Short Takes: July 2013

Foraging & Feasting: A Field Guide to Raging & Feasting: A Field Guide and Wild Food Cookbook
Dina Falconi, illustrated by Wendy Hollender

This sumptuous book weds the talents of two Hudson Valley treasures: herbalist Dina Falconi and botanical illustrator Wendy Hollender. Presenting the ancient art of gathering plants with contagious enthusiasm—“to forage means to dance with the land”—they detail each plant’s seasonal cycles, habitat, and culinary uses. Flexible recipes and beautiful, scrupulously accurate drawings create a nourishing feast for the palate, eyes, and soul. Book release party 7/14, 4-7pm, at Hollengold Farm in Accord.

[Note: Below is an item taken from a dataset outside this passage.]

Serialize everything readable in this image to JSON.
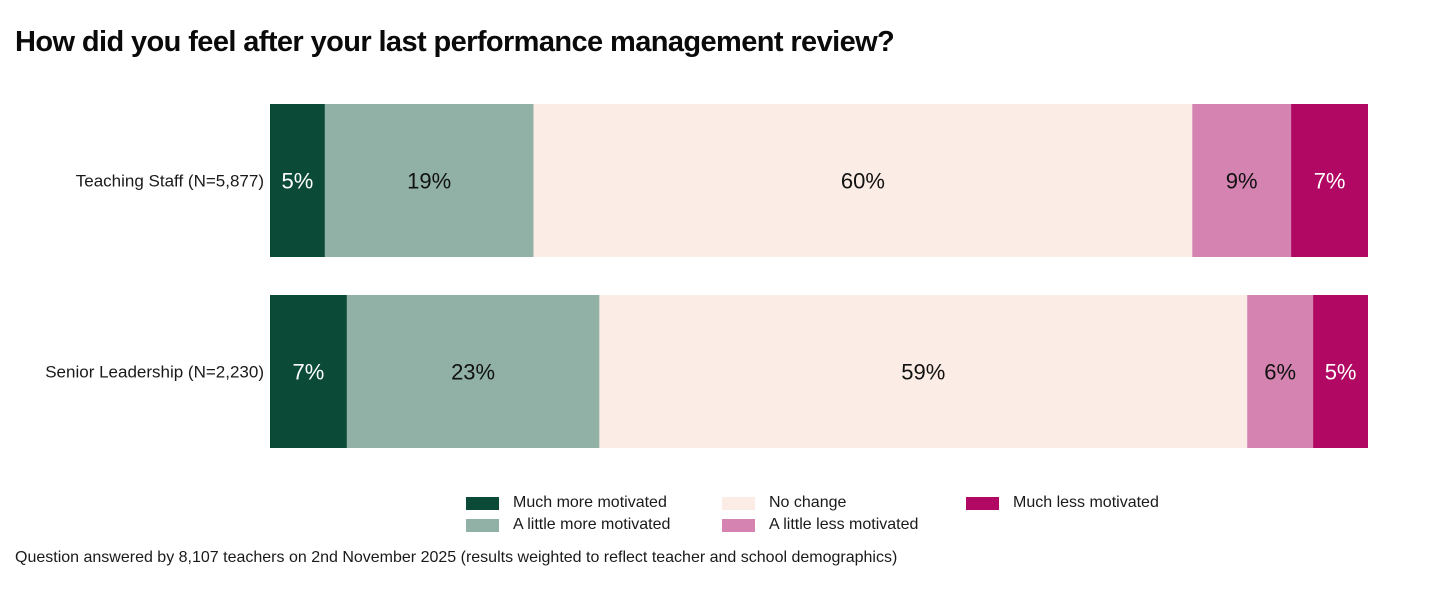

Foodopoly: The Battle over the Future of Food and Farming in America
Wenonah Hauter

Another great reason to forage. Food & Water Watch executive director and CSA farmer Hauter provides a stomach-churning overview of American food policy and factory farming gone amok. “We cannot shop our way to a better food future,” she warns, urging consumers to look beyond local-food alternatives to political activism, demanding new antitrust laws and safeguards against GMOs, chemical additives, and corporate manipulations. Appearing 7/2 at 7pm, Golden Notebook, Woodstock.








Starglass
Phoebe North

You don’t have to be Jewish to love Starglass, but it’s the dominant culture aboard the Asherah, a generation starship that left a doomed earth 500 years ago and is nearing a possibly viable planet. Apprentice botanist Terra, learning to maintain the ship’s precious crops and seeds, stumbles into political intrigues that don’t stop at murder. Highland resident North has a soaring imagination and a grounded connection to teens’ inner lives. Appearing 7/21 at 4pm, Oblong Rhinebeck; 7/27 at 4pm, Esopus Library.

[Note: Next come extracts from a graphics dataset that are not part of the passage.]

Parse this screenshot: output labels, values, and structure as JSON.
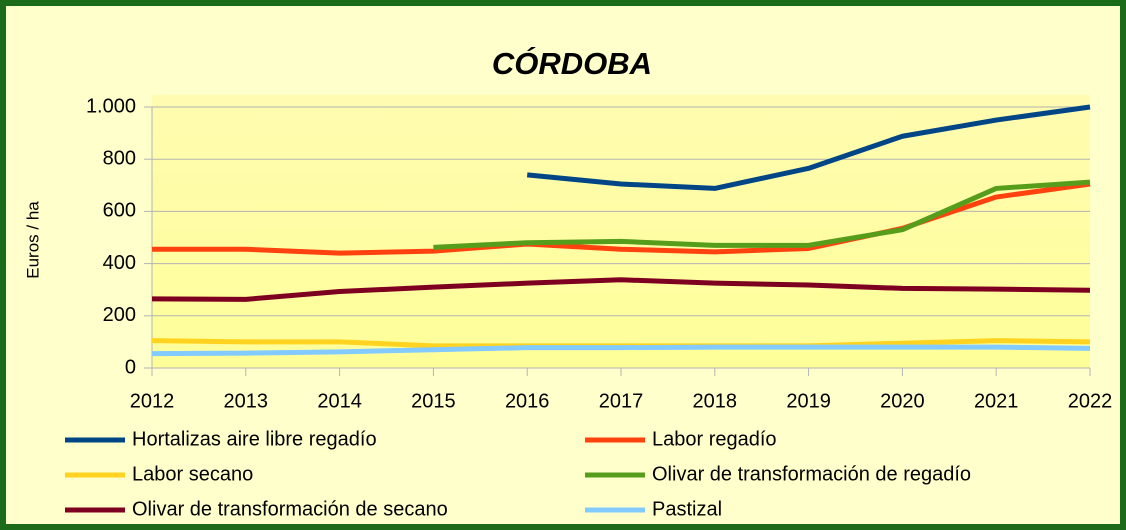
{
  "chart_data": {
    "type": "line",
    "title": "CÓRDOBA",
    "y_label": "Euros / ha",
    "categories": [
      "2012",
      "2013",
      "2014",
      "2015",
      "2016",
      "2017",
      "2018",
      "2019",
      "2020",
      "2021",
      "2022"
    ],
    "series": [
      {
        "name": "Hortalizas aire libre regadío",
        "color": "#004586",
        "values": [
          null,
          null,
          null,
          null,
          740,
          705,
          688,
          765,
          888,
          950,
          1000
        ]
      },
      {
        "name": "Labor regadío",
        "color": "#ff420e",
        "values": [
          455,
          455,
          440,
          448,
          475,
          455,
          445,
          458,
          535,
          655,
          705
        ]
      },
      {
        "name": "Labor secano",
        "color": "#ffd320",
        "values": [
          105,
          100,
          100,
          85,
          85,
          85,
          85,
          85,
          95,
          105,
          100
        ]
      },
      {
        "name": "Olivar de transformación de regadío",
        "color": "#579d1c",
        "values": [
          null,
          null,
          null,
          462,
          480,
          485,
          470,
          470,
          530,
          688,
          712
        ]
      },
      {
        "name": "Olivar de transformación de secano",
        "color": "#7e0021",
        "values": [
          265,
          263,
          293,
          310,
          325,
          338,
          325,
          318,
          305,
          302,
          298
        ]
      },
      {
        "name": "Pastizal",
        "color": "#83caff",
        "values": [
          55,
          57,
          62,
          70,
          78,
          78,
          80,
          80,
          80,
          80,
          75
        ]
      }
    ],
    "ylim": [
      0,
      1000
    ],
    "yticks": [
      0,
      200,
      400,
      600,
      800,
      {
        "value": 1000,
        "label": "1.000"
      }
    ],
    "grid": true,
    "legend": "bottom"
  }
}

The Cassoulet Saved Our Marriage: True Tales of Food, Famly, & How We Learn to Eat
Edited by Catherine M. Grant & Lisa Catherine Harper

“Nothing is more interesting than that something that you eat,” Gertrude Stein wrote. It’s an apt epigraph for this wide-ranging compendium of 28 essays about the personal and cultural meanings of food, each followed by a significant recipe. Chronogram’s Kids & Family editor Bethany Saltman meditates on an ill-fitting father and daughter who nevertheless connect through a shared “devotion to food,” with instructions for improvising a “Mystical Gravy.”

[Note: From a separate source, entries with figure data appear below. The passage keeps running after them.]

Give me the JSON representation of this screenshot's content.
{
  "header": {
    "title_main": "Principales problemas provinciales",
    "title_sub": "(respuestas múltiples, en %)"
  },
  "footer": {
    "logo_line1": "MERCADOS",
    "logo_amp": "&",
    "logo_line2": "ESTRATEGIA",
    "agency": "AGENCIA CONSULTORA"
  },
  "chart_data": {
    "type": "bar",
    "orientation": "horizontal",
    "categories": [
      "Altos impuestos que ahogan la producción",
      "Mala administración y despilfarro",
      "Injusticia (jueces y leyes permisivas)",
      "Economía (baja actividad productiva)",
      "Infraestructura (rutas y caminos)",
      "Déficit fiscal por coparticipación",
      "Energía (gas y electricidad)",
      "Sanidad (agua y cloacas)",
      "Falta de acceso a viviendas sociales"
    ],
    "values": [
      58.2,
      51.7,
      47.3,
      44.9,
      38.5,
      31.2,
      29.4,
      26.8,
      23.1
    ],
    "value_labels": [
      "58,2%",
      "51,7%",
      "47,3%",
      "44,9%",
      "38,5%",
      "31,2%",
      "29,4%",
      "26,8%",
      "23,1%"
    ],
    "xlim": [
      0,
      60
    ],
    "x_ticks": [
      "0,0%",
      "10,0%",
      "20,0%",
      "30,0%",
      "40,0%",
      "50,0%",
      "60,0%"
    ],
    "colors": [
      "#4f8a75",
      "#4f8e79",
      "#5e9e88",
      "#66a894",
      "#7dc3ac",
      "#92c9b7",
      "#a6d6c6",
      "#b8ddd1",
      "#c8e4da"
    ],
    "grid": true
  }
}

Food Truck 411: Essential Information to Run a Successful Food Truck
Brian Branigan, recipes & design by Allison Culbertson

Outdoor eating is a ritual of summer, and food trucks are as trendy as beards in Bushwick; you can kiss the Sabrett cart goodbye. The husband/wife team behind Hudson’s legendary Tortillaville have cooked up a feast of a book for food truck entrepreneurs and fans. Blending a chef’s-eye “week-in-the-life” with step-by-step business advice, 30 “artisanal recipes” for mouthwatering Mexican specialties, and a sprinkling of savory photos, this mentor-in-print will get you ready to roll.










Animal Camp: Reflections on a Decade of Love, Hope, and Veganism at Catskill Animal Sanctuary Kathy Stevens

This significantly revised and expanded edition of Stevens’s second book and the just-released paperback of Jenny Brown and Gretchen Primack’s The Lucky Ones offer an ardent hymn to the power of local animal sanctuaries and veganism to save lives of all species, including our own. By painting loving portraits of some of the 2,000 individuals rescued by CAS during its first decade, Stevens underlines her conviction that “we’re all the same in ways that matter.”